A legal battle earlier this year appeared to confirm reports the Mugabes had bought a £4 million luxury bolt-hole in Hong Kong. Funding for these homes, her colourful designer clothes and accessories such as Cavalli sunglasses, comes from the fabled Marange diamond mines in eastern Zimbabwe. Few profits dribble through to the state, which struggles to pay public sector salaries.
The WikiLeaks website revealed a former US ambassador identified her among a small group of high-ranking officials ‘extracting tremendous diamond profits’ from these mines.
Zimbabwe’s stolen diamonds are sold through a Hong Kong dealer and the proceeds often spent on arms.
Zimbabwe is now waiting and watching for its first lady’s next move. “This is clearly a political power play motivated primarily by the Mugabes’ desire to hold on to the massive amounts of personal wealth they’ve accumulated in power,” said Jeffrey Smith, a Washington-based analyst.

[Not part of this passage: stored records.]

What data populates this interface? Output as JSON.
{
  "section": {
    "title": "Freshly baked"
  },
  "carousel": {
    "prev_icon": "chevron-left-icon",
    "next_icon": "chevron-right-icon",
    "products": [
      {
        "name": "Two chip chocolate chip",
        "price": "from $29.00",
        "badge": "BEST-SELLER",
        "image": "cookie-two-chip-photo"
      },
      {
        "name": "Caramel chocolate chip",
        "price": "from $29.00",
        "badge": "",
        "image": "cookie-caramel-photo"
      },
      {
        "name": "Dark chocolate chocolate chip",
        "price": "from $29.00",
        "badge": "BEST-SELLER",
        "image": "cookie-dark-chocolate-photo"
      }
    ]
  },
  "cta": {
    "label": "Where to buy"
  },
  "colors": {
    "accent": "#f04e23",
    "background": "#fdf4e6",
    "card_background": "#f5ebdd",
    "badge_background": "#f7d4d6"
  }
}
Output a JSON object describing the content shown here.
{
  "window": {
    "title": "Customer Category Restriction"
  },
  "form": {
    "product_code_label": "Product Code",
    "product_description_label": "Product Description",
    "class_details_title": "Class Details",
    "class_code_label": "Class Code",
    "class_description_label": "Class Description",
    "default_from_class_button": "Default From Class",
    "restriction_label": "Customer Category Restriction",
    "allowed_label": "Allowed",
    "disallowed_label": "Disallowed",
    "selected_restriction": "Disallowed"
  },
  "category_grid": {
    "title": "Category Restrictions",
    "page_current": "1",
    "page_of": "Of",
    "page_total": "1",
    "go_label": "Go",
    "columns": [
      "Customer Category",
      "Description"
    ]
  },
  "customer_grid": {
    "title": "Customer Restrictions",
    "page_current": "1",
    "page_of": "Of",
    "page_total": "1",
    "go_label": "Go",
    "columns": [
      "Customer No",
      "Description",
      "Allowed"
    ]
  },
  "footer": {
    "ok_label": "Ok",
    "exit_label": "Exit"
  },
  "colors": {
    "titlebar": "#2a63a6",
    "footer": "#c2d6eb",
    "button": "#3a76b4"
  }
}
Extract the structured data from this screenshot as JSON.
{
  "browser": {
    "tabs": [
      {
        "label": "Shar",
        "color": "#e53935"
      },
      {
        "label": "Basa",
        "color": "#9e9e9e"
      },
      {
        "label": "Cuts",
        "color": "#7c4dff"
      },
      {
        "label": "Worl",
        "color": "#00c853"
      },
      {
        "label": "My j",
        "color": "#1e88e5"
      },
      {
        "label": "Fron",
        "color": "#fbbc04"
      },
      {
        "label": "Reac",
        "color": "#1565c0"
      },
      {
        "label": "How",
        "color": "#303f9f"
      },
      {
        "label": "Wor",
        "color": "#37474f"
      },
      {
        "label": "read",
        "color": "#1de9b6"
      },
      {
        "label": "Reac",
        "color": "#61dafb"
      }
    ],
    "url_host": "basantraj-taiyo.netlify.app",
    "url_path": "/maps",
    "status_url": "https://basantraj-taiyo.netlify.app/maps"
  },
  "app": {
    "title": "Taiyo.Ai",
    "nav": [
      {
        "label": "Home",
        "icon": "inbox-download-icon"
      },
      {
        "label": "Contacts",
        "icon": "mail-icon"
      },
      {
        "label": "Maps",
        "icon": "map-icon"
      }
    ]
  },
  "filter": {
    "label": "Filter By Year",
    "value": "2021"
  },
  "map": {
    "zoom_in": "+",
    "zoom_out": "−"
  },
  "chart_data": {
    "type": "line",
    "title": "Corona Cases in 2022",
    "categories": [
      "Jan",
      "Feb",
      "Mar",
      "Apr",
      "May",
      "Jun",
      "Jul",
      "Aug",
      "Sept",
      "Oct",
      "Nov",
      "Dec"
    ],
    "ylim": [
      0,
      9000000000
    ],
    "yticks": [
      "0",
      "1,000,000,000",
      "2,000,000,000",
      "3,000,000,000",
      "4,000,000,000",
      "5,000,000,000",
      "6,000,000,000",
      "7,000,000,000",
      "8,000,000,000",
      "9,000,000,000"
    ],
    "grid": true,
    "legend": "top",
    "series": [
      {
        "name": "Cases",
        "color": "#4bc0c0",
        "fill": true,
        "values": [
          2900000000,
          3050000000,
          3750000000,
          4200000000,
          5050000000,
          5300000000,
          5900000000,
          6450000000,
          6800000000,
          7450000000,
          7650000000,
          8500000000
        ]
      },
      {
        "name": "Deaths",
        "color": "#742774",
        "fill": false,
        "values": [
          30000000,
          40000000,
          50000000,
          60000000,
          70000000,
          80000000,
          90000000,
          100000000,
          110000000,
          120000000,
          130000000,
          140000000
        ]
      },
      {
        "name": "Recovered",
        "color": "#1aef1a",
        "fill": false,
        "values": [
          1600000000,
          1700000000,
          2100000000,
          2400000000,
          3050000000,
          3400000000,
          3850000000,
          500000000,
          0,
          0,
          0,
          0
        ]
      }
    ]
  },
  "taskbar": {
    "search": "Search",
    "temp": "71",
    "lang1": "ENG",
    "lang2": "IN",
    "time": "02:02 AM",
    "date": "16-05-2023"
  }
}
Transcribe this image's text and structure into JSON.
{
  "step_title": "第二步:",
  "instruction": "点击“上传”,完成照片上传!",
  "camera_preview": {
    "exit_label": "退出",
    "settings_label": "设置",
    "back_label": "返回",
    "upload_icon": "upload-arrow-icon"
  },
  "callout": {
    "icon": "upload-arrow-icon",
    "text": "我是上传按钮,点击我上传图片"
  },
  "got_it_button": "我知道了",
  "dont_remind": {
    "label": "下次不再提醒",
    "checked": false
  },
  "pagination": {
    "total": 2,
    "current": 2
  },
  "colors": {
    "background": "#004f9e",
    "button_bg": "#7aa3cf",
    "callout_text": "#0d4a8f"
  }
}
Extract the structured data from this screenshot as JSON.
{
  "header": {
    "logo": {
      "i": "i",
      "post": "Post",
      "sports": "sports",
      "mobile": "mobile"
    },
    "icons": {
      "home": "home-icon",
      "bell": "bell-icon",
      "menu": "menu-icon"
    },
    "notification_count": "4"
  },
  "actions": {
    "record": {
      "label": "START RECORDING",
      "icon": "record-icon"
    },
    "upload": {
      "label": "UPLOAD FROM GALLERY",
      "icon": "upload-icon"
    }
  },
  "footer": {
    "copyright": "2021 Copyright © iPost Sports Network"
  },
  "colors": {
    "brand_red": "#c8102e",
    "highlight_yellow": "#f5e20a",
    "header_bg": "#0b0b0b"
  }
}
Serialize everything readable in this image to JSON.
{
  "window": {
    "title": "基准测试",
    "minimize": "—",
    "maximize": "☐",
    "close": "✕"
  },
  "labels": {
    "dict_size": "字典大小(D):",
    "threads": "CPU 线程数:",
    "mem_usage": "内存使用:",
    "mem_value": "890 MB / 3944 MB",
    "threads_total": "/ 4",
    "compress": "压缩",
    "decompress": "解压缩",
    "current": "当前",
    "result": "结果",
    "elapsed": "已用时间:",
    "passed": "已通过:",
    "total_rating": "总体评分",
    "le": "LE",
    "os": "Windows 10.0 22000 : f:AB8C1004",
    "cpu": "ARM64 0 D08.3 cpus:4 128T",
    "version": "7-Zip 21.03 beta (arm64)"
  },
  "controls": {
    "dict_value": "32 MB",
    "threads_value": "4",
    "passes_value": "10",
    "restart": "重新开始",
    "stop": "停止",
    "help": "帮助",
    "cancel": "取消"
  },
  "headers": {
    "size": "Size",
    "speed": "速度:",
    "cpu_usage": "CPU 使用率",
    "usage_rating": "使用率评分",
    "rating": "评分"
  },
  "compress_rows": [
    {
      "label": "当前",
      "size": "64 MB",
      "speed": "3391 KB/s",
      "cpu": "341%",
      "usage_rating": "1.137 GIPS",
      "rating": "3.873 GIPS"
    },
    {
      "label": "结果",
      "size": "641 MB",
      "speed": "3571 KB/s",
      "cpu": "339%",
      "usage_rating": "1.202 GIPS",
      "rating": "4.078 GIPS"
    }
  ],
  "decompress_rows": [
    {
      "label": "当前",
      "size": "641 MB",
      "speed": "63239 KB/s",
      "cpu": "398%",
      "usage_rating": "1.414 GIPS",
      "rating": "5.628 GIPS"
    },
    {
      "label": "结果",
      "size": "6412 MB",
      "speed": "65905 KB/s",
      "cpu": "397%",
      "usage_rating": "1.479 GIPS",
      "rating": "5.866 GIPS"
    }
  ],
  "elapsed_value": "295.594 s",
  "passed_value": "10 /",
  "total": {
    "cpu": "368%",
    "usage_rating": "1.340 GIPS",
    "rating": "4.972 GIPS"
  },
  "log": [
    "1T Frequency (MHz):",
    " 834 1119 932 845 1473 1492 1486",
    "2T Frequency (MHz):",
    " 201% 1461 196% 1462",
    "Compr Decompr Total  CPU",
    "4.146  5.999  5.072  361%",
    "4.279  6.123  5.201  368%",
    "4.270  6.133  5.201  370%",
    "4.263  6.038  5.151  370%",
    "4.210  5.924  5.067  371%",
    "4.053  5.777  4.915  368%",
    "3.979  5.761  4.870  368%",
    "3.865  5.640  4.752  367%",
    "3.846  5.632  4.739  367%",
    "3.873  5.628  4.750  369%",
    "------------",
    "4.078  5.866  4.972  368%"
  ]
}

“It is self-interested politics buttressed by a dangerously inflated ego after speaking to large and boisterous crowds during her nationwide tour.”
Grace even seems to believe she has supernatural powers now. Referring to the death of Heidi Holland, author of an acclaimed book about Mugabe, she told one rally: “There was a white lady who wrote a book castigating President Robert Mugabe. I held the book and prayed to God to deal with her. She committed suicide a month later.”
The big question is whether this despised woman can survive the deadly bear pit of Zanu-PF politics – or if she is just a pawn being used by other powerful players.
“She is portrayed as a smart businesswoman but everything she presides over is looted – although she is certainly an expert at retail therapy,” said one authoritative source.
“She is an under-educated woman who does not realise the fire she is playing with. She’s the sort of person who will end up hanging from a lamp-post like Mussolini’s mistress.”
Only time will tell if such gruesome fate awaits Grace Mugabe. Or whether she ends up as the modern world’s first female dictator, an alarming prospect for a land that has suffered so much and for so long under her husband.